The Challenge: Accuracy Over Artistry
Text-to-image generation has become a familiar capability — models like Stable Diffusion and DALL·E can produce beautiful, creative visuals from natural language descriptions. But scientific illustration is an entirely different problem. When a researcher describes a lab protocol or a biological mechanism, the resulting figure must be correct, not merely aesthetic.
Accuracy in scientific figures operates on two distinct layers:
① Scientific Accuracy
The illustration must faithfully represent the science — the correct sequence of events in a protocol, the right components in a signaling pathway, the proper flow of a biological process. Getting this wrong doesn't just look bad; it communicates false information.
② Style & Composition Accuracy
Objects must appear in visually correct relationships. A mouse model shouldn't be rendered purple. A beaker must sit on top of a hot plate, not beneath it. These spatial and stylistic conventions are deeply encoded in scientific communication.
Pixel-level generative models fail on both fronts — they optimize for visual plausibility, not semantic correctness. This demands an entirely different approach.
The Solution: Two-Stage Structured Generation
Rather than generating figures end-to-end, the system breaks the problem into two distinct stages, each solving one layer of the accuracy problem.
Stage 1: Composable Layout Patterns
The core insight of Stage 1 is that scientific figures are not arbitrary — they follow conventions. A mouse is always depicted in a certain orientation. A centrifuge tube always sits upright. Objects in a protocol flow in a consistent direction. These conventions can be pre-encoded as a library of object–object interaction maps.
When the LLM processes a description, it doesn't generate a layout from scratch — it matches the described elements to existing patterns in this library, then composes them together.

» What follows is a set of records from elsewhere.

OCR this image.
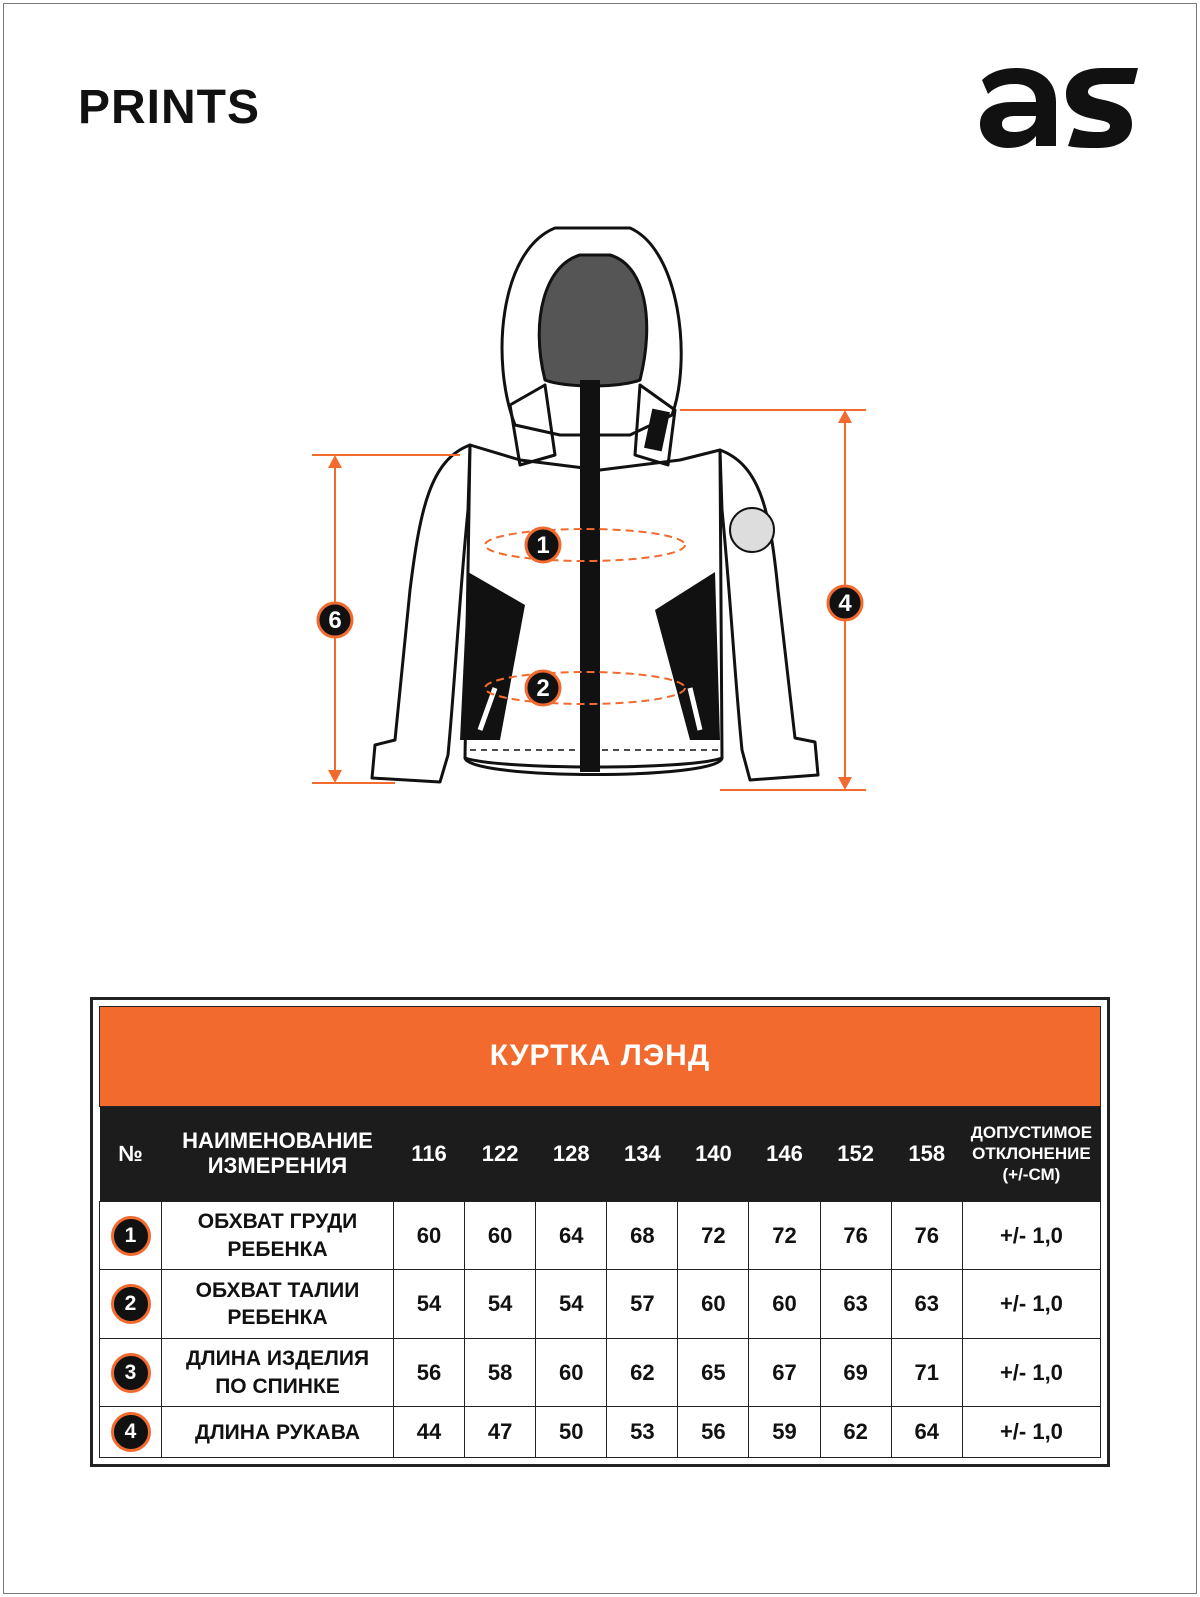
PRINTS
1
2
6
4
КУРТКА ЛЭНД										
№	НАИМЕНОВАНИЕ ИЗМЕРЕНИЯ	116	122	128	134	140	146	152	158	ДОПУСТИМОЕ ОТКЛОНЕНИЕ (+/-СМ)
1	ОБХВАТ ГРУДИ РЕБЕНКА	60	60	64	68	72	72	76	76	+/- 1,0
2	ОБХВАТ ТАЛИИ РЕБЕНКА	54	54	54	57	60	60	63	63	+/- 1,0
3	ДЛИНА ИЗДЕЛИЯ ПО СПИНКЕ	56	58	60	62	65	67	69	71	+/- 1,0
4	ДЛИНА РУКАВА	44	47	50	53	56	59	62	64	+/- 1,0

Think of building with Lego: you don't re-design every brick for each build from scratch. Each brick is a reusable, well-defined unit — and complex structures emerge from snapping the right pieces together in the right order. Our layout library works the same way: it stores small, verified compositional patterns (e.g., "tube on hot plate," "arrow from mouse to sample") that can be combined and chained to represent complex experimental workflows. Complexity emerges from correct combinations of correct primitives.

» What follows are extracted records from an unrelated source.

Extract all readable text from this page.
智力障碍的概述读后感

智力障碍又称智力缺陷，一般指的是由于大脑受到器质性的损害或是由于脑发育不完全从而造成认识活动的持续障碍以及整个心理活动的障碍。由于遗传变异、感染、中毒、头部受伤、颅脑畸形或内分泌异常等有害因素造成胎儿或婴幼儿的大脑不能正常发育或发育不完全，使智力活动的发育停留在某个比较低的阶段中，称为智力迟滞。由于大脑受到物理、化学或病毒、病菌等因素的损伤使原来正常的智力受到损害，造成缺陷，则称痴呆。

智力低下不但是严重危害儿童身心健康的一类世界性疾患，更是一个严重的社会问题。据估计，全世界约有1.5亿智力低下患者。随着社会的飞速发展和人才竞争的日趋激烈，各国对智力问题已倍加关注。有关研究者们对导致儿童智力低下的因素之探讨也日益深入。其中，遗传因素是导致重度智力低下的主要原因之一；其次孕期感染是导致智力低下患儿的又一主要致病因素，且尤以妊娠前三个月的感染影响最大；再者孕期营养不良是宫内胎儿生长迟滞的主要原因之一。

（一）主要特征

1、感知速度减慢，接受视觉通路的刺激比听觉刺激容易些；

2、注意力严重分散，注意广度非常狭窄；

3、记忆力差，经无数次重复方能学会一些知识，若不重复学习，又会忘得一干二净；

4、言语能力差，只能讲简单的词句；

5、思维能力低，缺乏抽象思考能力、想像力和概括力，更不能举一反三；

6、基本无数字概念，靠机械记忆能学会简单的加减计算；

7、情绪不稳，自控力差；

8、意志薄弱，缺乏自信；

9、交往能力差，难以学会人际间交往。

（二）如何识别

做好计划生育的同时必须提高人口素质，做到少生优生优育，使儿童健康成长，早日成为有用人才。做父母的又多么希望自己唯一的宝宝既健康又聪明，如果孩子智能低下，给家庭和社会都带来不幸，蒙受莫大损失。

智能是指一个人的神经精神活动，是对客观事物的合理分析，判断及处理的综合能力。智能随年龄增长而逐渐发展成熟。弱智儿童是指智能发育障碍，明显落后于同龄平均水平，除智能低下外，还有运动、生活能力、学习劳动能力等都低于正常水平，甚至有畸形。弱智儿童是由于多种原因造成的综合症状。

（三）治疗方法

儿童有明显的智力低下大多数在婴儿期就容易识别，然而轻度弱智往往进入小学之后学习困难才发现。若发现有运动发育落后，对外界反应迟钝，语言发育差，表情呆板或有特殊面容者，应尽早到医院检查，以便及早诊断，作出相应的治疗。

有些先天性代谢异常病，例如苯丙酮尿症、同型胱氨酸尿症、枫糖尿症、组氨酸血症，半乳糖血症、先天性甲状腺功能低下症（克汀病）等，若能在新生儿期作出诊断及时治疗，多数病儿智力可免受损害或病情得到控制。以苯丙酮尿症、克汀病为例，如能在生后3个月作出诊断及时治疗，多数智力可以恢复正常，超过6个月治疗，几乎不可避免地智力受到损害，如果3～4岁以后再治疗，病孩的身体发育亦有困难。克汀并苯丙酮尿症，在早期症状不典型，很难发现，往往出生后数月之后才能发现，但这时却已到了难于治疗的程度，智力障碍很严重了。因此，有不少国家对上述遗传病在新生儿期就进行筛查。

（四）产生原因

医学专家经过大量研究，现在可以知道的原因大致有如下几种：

Stage 2: Reversed Detection for Style Consistency
Traditional computer vision detection works in one direction: given an image, find and localize objects within it (image → bounding boxes). Stage 2 inverts this: given a set of bounding boxes from the layout map, retrieve the correct pre-drawn icon to place in each slot (bounding box → icon).
This "reversed detection" playbook sidesteps the fundamental problem with pixel-level generation: stylistic inconsistency. When different objects are generated independently, they rarely look like they belong in the same illustration — line weights differ, color palettes clash, perspective varies. By drawing from a unified library of pre-rendered assets, every element in the output figure shares the same visual language by construction.
The result is a system that produces figures that are both scientifically grounded (via Stage 1's layout constraints) and visually coherent (via Stage 2's library-driven fill) — properties that pixel-wise generation simply cannot guarantee.
Impact
This system was shipped to 100% of the Biorender user base — reaching researchers, educators, and science communicators who rely on accurate visual communication. It represents a principled alternative to generative image models for domains where accuracy is non-negotiable, demonstrating how structured, multi-stage AI pipelines can outperform end-to-end generation for specialized professional tasks.